Alex Carey and Bender Baxter had been friends since early childhood. Now, approaching their sixteenth birthdays, Alex is drowned in the Latoon River in a tragic diving accident. While Bender goes for help, Alex is mysteriously rescued, but unconscious, never sees his savior. Assuming him to be Jubel Owens, a local hermit, Alex and Bender set out to find and thank Old Jubel. What lies across Old Jubel's Bridge in the Oregon wilderness area known as Old Jubel's Woods are the answers to age-old questions; questions the white man has been seeking answers to since first discovering the Oregon Territories. Alex and Bender are about to find out what the local Indians have always known but would never consider sharing with the white intruders from the east.
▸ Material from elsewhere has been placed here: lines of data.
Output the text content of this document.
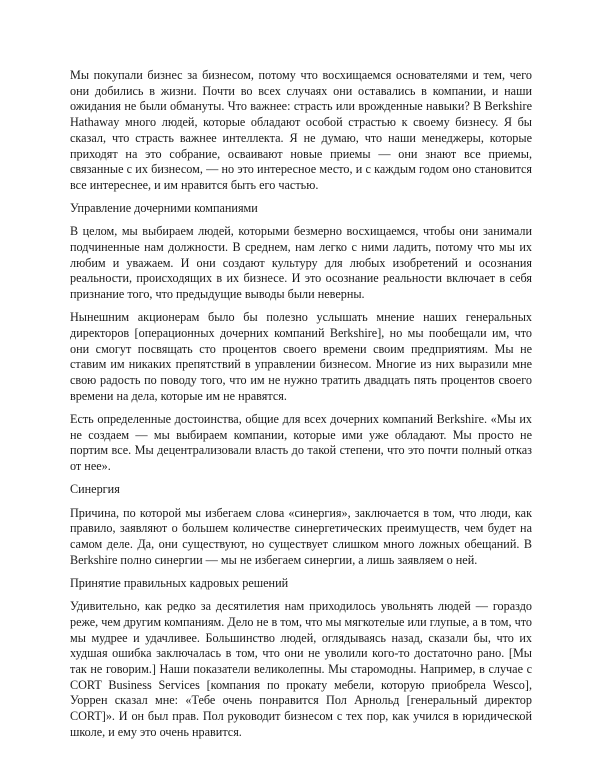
Мы покупали бизнес за бизнесом, потому что восхищаемся основателями и тем, чего они добились в жизни. Почти во всех случаях они оставались в компании, и наши ожидания не были обмануты. Что важнее: страсть или врожденные навыки? В Berkshire Hathaway много людей, которые обладают особой страстью к своему бизнесу. Я бы сказал, что страсть важнее интеллекта. Я не думаю, что наши менеджеры, которые приходят на это собрание, осваивают новые приемы — они знают все приемы, связанные с их бизнесом, — но это интересное место, и с каждым годом оно становится все интереснее, и им нравится быть его частью.

Управление дочерними компаниями

В целом, мы выбираем людей, которыми безмерно восхищаемся, чтобы они занимали подчиненные нам должности. В среднем, нам легко с ними ладить, потому что мы их любим и уважаем. И они создают культуру для любых изобретений и осознания реальности, происходящих в их бизнесе. И это осознание реальности включает в себя признание того, что предыдущие выводы были неверны.

Нынешним акционерам было бы полезно услышать мнение наших генеральных директоров [операционных дочерних компаний Berkshire], но мы пообещали им, что они смогут посвящать сто процентов своего времени своим предприятиям. Мы не ставим им никаких препятствий в управлении бизнесом. Многие из них выразили мне свою радость по поводу того, что им не нужно тратить двадцать пять процентов своего времени на дела, которые им не нравятся.

Есть определенные достоинства, общие для всех дочерних компаний Berkshire. «Мы их не создаем — мы выбираем компании, которые ими уже обладают. Мы просто не портим все. Мы децентрализовали власть до такой степени, что это почти полный отказ от нее».

Синергия

Причина, по которой мы избегаем слова «синергия», заключается в том, что люди, как правило, заявляют о большем количестве синергетических преимуществ, чем будет на самом деле. Да, они существуют, но существует слишком много ложных обещаний. В Berkshire полно синергии — мы не избегаем синергии, а лишь заявляем о ней.

Принятие правильных кадровых решений

Удивительно, как редко за десятилетия нам приходилось увольнять людей — гораздо реже, чем другим компаниям. Дело не в том, что мы мягкотелые или глупые, а в том, что мы мудрее и удачливее. Большинство людей, оглядываясь назад, сказали бы, что их худшая ошибка заключалась в том, что они не уволили кого-то достаточно рано. [Мы так не говорим.] Наши показатели великолепны. Мы старомодны. Например, в случае с CORT Business Services [компания по прокату мебели, которую приобрела Wesco], Уоррен сказал мне: «Тебе очень понравится Пол Арнольд [генеральный директор CORT]». И он был прав. Пол руководит бизнесом с тех пор, как учился в юридической школе, и ему это очень нравится.
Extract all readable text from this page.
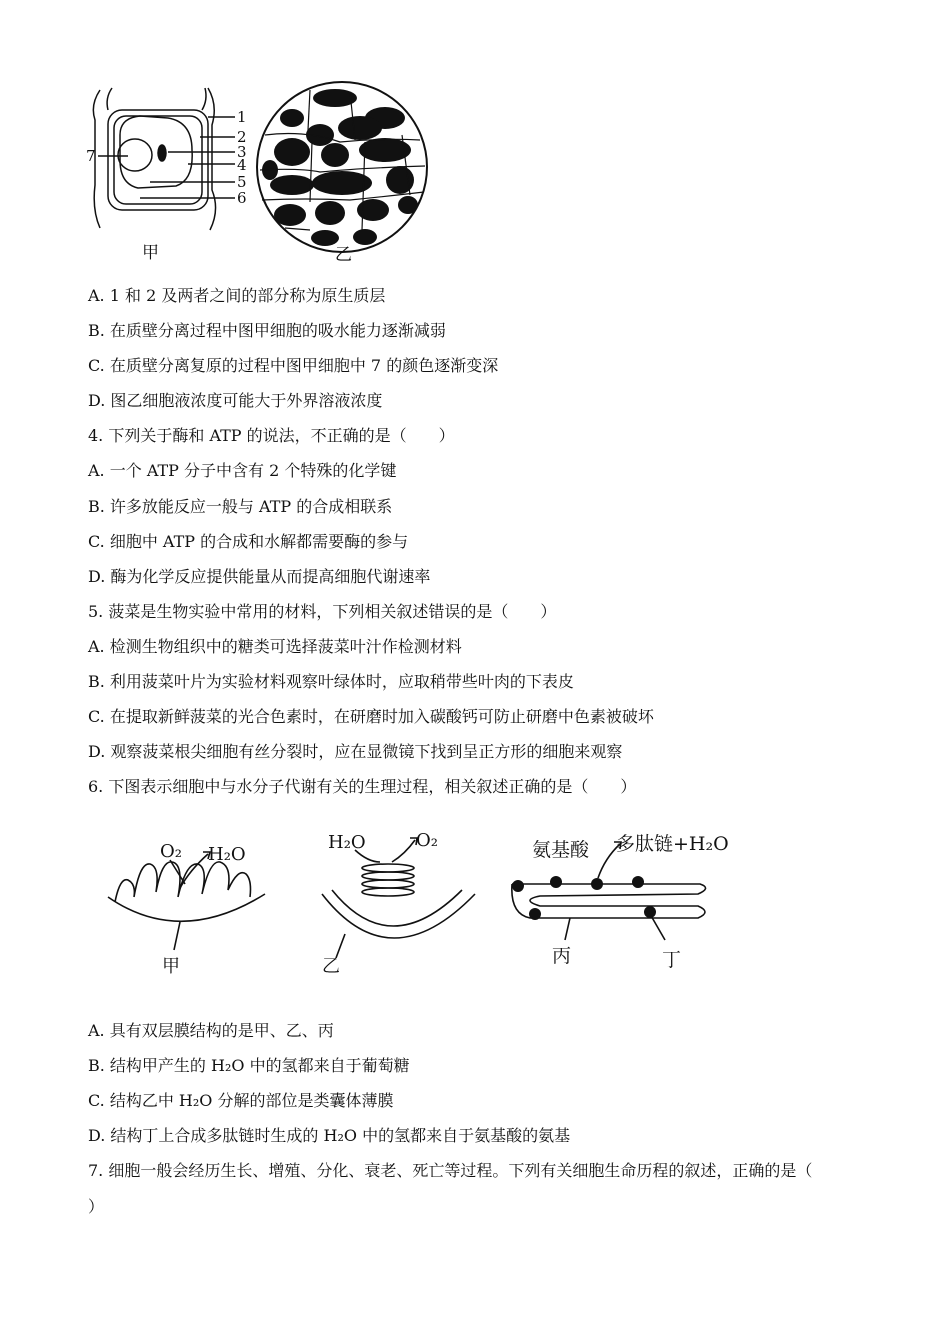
1
2
3
4
5
6
7
甲	乙
A. 1 和 2 及两者之间的部分称为原生质层
B. 在质壁分离过程中图甲细胞的吸水能力逐渐减弱
C. 在质壁分离复原的过程中图甲细胞中 7 的颜色逐渐变深
D. 图乙细胞液浓度可能大于外界溶液浓度
4. 下列关于酶和 ATP 的说法，不正确的是（　　）
A. 一个 ATP 分子中含有 2 个特殊的化学键
B. 许多放能反应一般与 ATP 的合成相联系
C. 细胞中 ATP 的合成和水解都需要酶的参与
D. 酶为化学反应提供能量从而提高细胞代谢速率
5. 菠菜是生物实验中常用的材料，下列相关叙述错误的是（　　）
A. 检测生物组织中的糖类可选择菠菜叶汁作检测材料
B. 利用菠菜叶片为实验材料观察叶绿体时，应取稍带些叶肉的下表皮
C. 在提取新鲜菠菜的光合色素时，在研磨时加入碳酸钙可防止研磨中色素被破坏
D. 观察菠菜根尖细胞有丝分裂时，应在显微镜下找到呈正方形的细胞来观察
6. 下图表示细胞中与水分子代谢有关的生理过程，相关叙述正确的是（　　）
O₂ H₂O
甲
H₂O	O₂
乙
氨基酸 多肽链+H₂O
丙	丁
A. 具有双层膜结构的是甲、乙、丙
B. 结构甲产生的 H₂O 中的氢都来自于葡萄糖
C. 结构乙中 H₂O 分解的部位是类囊体薄膜
D. 结构丁上合成多肽链时生成的 H₂O 中的氢都来自于氨基酸的氨基
7. 细胞一般会经历生长、增殖、分化、衰老、死亡等过程。下列有关细胞生命历程的叙述，正确的是（
）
The Native Americans knew what the outcome would be if the white man ever discovered the truth




Hell's Interstate


Book Description

Hell's Interstate is an action-packed crime novel about two desperate men traveling down the highway to Hell. Financing their travels by robbing convenience stores along the Interstate, the one predictable fact about their next robbery will be the fact that they will leave no witnesses. Reed Haskell, the ringleader, knows how to rob a store and do it fast, but what he doesn't know is that someone is watching his partner, Vernon Sanger, very closely. Michael Smith, an apparent vagrant they came in contact with one rainy night along the Interstate, keeps showing up wherever they go, and he is not shy about intervening in their business. How he continues to appear, and why he shows up when he does, neither man has an answer to. Although Vernon is curious about the man, for some reason the otherwise unflappable Reed is quite unsettled by him. Does Reed know more about Michael Smith than he's willing to admit, or does he just suspect the purpose of Michael's persistent interference? If Reed was truly in the dark as to Michael's identity and purpose, he'd not have long to wait before being enlightened. As for Vernon, that enlightenment lies over ten years away.